Measures to protect Ukrainian cultural heritage should also take the “cultural rights” of the Hungarian minority into account, a deputy state secretary of the culture and innovation ministry said in Warsaw on Tuesday, after attending an informal meeting of EU culture ministers.

Máté Vincze said in a statement that the two-day meeting focused on preserving cultural heritage with a special focus on Ukraine, offering opportunities to young artists, and the EU’s new Cultural Compass initiative.

Commenting on restoring Ukraine’s cultural heritage, Vincze said that while most member states “already see Ukraine’s EU accession as a value”, Hungary will hold a referendum on the matter

Meanwhile, Hungarian artists’ organisations have accepted many Ukrainian refugees, offering them employment or opportunities to perform, and Hungarian museums are cooperating with Ukrainian counterparts to preserve cultural treasures, he said.

“At the same time, it is important that restoration can only start once there is peace in Ukraine, and so peace must be the foremost goal for everyone,” he said.

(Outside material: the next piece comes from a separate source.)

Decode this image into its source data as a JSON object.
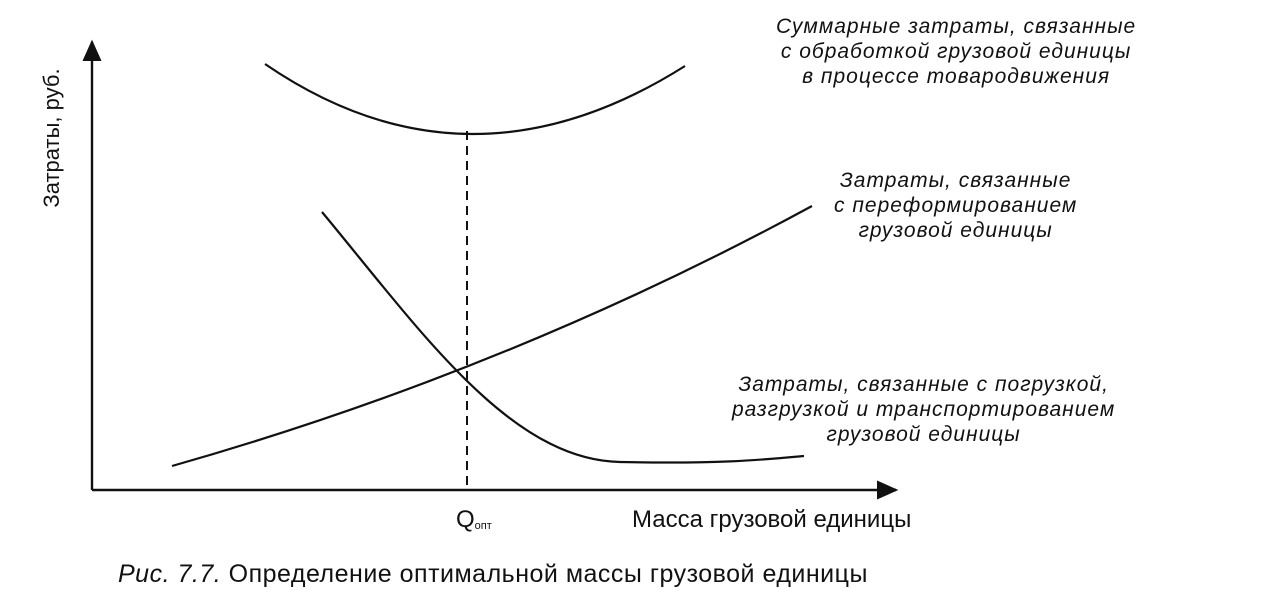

He also stressed that Ukraine “must do for achieving the accession.” The protection of Ukrainian cultural heritage must also include minorities, the Hungarian minority in Transcarpathia (Kárpátalja) among them, he said. “Their cultural and language rights must be guaranteed.”

Regarding the EU Cultural Compass project, the deputy state secretary said the initiative will be supporting joint European cultural projects with funding and good practices.

He lamented that “certain member states see that, too, as a political tool, and trying to push their own political communication and agenda.” Hungary, on the other hand, “wants a professional programme based on cultural exchange programmes and access to culture,” he said.

“This project must not become a political tool, much less a tool of discrimination,” he said, pointing to the Erasmus and Horizon programmes, in which he said “Hungarian students were being discriminated against for political reasons.”